L'auteur souligne que le Ghana a été souvent cité comme un exemple de pays à forte croissance, mais estime que les inégalités étaient très prononcées dans toutes les contrées en 2013, contrairement à 2006. Pour l'auteur, le gouvernement devra œuvrer à mieux contrôler les inégalités pour éviter la pauvreté rampante. Novignon a également abordé les questions liées aux transferts, aux revenus agricoles, et à la forte propension de l'auto-emploi, ainsi que leurs impacts sur les inégalités et la pauvreté. «Les dépenses liées à la subsistance occupent une place prépondérante (48%), par rapport aux dépenses sur l'éducation et sur la santé. »
Le troisième exposé du chercheur à l'Université des Sciences économiques et de gestion de Dschang, Cameroun, Talla Fokam Dieu Ne Dort, porte sur la «Croissance économique, l'emploi et la pauvreté au Cameroun.»

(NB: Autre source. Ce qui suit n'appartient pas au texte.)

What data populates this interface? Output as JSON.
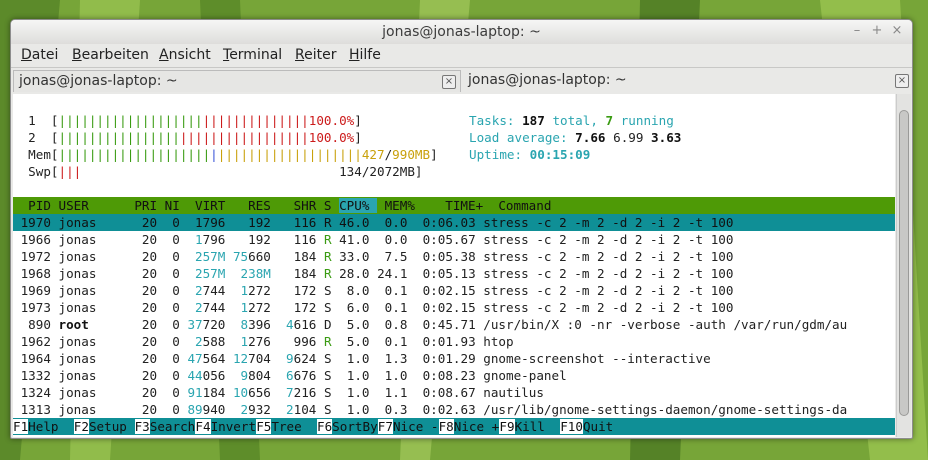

Les résultats de l'étude montrent que l'emploi au Cameroun, en partie axé sur la débrouillardise, n'est pas favorable à la réduction de la pauvreté. Selon l'auteur, les politiques de réduction de la pauvreté doivent veiller à la qualité de l'emploi. Les résultats montrent que contrairement à la croissance économique qui exerce une influence significative sur la pauvreté dans le pays, l'intensité de l'emploi n'y exerce aucun effet. « Les secteurs porteurs de l'économie camerounaise regorgent une part très importante d'emplois informels. »
L'étude observe que le gouvernement devrait plutôt développer les politiques favorables à la croissance inclusive à travers l'investissement dans le capital humain, ainsi que dans les secteurs productifs.
La rencontre a mobilisé d'éminents chercheurs et praticiens, dont les interventions ont fortement contribué aux débats, entre autres, Frannie Leautier, CEO et co-fondatrice Mkoba Private Equity, Domingos Mazivila du PNUD, Gilbert Galibaka de la BAD, et Abbi Kedir de la CEA.